18 Sep, 2008

1 commit

  • Until now, we've used the same scheme as GFS1 for atime. This has failed
    since atime is a per vfsmnt flag, not a per fs flag and as such the
    "noatime" flag was not getting passed down to the filesystems. This
    patch removes all the "special casing" around atime updates and we
    simply use the VFS's atime code.

    The net result is that GFS2 will now support all the same atime related
    mount options of any other filesystem on a per-vfsmnt basis. We do lose
    the "lazy atime" updates, but we gain "relatime". We could add lazy
    atime to the VFS at a later date, if there is a requirement for that
    variant still - I suspect relatime will be enough.

    Also we lose about 100 lines of code after this patch has been applied,
    and I have a suspicion that it will speed things up a bit, even when
    atime is "on". So it seems like a nice clean up as well.

    From a user perspective, everything stays the same except the loss of
    the per-fs atime quantum tweekable (ought to be per-vfsmnt at the very
    least, and to be honest I don't think anybody ever used it) and that a
    number of options which were ignored before now work correctly.

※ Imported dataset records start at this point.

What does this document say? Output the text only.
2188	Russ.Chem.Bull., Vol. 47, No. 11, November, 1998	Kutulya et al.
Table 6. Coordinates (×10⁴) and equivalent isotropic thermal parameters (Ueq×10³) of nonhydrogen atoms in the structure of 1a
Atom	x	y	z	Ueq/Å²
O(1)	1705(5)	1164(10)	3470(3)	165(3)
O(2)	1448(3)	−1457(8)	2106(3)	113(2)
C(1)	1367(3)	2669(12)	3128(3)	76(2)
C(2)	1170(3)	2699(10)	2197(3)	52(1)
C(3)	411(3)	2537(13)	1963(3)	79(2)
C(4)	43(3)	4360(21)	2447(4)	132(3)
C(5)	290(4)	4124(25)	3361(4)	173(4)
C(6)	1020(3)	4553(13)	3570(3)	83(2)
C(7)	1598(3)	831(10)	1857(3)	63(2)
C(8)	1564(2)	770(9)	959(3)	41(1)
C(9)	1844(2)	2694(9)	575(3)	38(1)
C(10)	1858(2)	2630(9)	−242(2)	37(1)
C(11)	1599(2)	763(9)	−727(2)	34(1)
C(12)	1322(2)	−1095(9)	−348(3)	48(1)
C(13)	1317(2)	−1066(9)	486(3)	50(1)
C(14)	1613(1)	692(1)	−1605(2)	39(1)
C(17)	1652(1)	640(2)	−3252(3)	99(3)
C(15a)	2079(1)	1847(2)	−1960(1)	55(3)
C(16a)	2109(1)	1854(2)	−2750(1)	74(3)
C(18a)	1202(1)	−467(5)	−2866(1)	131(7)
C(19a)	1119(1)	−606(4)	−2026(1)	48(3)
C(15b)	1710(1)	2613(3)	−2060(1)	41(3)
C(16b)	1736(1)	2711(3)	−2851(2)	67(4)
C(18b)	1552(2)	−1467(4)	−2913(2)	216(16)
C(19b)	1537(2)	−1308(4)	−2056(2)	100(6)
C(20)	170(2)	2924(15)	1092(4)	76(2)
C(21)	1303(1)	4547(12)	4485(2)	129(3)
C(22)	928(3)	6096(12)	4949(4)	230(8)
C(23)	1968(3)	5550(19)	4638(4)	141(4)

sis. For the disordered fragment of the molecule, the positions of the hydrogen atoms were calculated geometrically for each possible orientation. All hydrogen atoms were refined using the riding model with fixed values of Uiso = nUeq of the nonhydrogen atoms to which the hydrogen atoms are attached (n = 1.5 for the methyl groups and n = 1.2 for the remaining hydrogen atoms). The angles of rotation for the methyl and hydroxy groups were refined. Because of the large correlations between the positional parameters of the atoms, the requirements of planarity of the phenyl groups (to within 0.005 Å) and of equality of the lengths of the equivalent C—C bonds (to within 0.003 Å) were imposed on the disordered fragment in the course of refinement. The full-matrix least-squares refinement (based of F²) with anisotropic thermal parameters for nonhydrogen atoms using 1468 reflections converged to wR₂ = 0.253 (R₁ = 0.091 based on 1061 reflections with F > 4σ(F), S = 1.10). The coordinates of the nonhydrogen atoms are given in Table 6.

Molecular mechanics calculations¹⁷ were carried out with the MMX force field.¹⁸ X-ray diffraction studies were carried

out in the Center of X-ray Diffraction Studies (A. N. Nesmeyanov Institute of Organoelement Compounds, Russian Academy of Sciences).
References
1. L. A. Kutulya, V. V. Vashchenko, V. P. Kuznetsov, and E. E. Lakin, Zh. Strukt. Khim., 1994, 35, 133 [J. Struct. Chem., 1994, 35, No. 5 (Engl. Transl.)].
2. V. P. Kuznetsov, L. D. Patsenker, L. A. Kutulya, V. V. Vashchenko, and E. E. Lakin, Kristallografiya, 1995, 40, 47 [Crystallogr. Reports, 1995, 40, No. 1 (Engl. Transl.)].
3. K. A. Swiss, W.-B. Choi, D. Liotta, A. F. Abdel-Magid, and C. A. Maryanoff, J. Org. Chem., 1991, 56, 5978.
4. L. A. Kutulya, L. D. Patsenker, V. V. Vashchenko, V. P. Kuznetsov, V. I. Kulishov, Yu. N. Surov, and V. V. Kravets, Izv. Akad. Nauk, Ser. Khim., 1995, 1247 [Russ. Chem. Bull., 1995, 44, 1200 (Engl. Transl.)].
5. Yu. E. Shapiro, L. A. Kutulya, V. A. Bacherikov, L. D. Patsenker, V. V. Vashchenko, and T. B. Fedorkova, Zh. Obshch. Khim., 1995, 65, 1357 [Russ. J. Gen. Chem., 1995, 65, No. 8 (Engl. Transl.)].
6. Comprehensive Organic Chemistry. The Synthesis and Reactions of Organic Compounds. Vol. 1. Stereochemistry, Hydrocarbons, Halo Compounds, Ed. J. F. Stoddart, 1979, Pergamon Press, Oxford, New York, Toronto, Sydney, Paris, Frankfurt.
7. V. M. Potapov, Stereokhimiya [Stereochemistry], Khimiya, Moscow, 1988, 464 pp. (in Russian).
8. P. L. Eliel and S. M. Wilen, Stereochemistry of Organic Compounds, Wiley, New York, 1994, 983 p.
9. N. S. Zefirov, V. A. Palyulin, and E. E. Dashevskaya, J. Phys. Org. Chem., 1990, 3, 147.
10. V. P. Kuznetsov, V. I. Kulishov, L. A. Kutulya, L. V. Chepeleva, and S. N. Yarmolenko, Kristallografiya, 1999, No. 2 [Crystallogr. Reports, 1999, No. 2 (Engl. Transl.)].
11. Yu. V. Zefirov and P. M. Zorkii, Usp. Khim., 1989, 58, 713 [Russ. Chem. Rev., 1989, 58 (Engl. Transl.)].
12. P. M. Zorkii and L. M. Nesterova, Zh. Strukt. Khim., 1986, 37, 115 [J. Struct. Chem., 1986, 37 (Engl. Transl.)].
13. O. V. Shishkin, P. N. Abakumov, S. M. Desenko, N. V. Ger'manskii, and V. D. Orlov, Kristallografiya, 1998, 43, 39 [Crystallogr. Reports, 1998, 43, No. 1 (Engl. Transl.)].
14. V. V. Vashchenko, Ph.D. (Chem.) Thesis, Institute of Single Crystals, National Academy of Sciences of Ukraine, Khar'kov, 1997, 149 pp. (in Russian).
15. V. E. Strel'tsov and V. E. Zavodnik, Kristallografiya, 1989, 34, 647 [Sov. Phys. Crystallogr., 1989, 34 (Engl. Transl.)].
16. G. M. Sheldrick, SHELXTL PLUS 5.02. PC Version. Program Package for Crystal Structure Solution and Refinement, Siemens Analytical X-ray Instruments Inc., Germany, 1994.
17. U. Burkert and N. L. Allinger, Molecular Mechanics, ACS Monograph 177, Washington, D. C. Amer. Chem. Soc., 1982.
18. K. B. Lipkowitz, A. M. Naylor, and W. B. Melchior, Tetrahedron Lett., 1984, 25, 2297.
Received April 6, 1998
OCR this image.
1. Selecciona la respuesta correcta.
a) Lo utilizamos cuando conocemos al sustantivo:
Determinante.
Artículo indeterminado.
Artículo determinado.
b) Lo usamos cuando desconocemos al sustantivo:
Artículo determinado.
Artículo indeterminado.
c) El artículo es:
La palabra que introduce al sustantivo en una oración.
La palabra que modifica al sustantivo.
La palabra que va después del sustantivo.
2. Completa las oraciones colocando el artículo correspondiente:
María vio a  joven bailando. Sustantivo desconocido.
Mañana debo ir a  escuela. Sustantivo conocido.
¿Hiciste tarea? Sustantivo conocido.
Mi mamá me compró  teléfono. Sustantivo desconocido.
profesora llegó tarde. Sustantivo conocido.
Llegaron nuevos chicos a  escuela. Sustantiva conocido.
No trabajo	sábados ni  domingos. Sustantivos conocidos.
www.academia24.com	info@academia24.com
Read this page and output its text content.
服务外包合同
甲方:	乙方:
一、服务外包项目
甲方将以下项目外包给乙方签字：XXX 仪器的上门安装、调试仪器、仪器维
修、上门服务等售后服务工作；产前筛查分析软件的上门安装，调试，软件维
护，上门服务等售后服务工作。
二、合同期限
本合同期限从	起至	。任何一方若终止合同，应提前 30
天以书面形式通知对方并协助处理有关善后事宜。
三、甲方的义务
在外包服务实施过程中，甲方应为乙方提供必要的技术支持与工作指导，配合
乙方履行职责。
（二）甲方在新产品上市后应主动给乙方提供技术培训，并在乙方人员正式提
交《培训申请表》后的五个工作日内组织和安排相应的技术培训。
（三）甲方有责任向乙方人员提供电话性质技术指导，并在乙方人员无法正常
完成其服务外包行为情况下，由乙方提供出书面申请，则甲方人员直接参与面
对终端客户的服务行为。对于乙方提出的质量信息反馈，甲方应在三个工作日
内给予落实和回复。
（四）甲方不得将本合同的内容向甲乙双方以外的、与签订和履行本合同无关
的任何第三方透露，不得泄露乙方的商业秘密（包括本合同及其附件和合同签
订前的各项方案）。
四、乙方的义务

    Please let me know if you've got any comments. I'm pushing this out
    early so that you can all see what my plans are.

    Signed-off-by: Steven Whitehouse

    Steven Whitehouse
     

27 Jun, 2008

2 commits

  • There are several reasons why this is undesirable:

    1. It never happens during normal operation anyway
    2. If it does happen it causes performance to be very, very poor
    3. It isn't likely to solve the original problem (memory shortage
    on remote DLM node) it was supposed to solve
    4. It uses a bunch of arbitrary constants which are unlikely to be
    correct for any particular situation and for which the tuning seems
    to be a black art.
    5. In an N node cluster, only 1/N of the dropped locked will actually
    contribute to solving the problem on average.

    So all in all we are better off without it. This also makes merging
    the lock_dlm module into GFS2 a bit easier.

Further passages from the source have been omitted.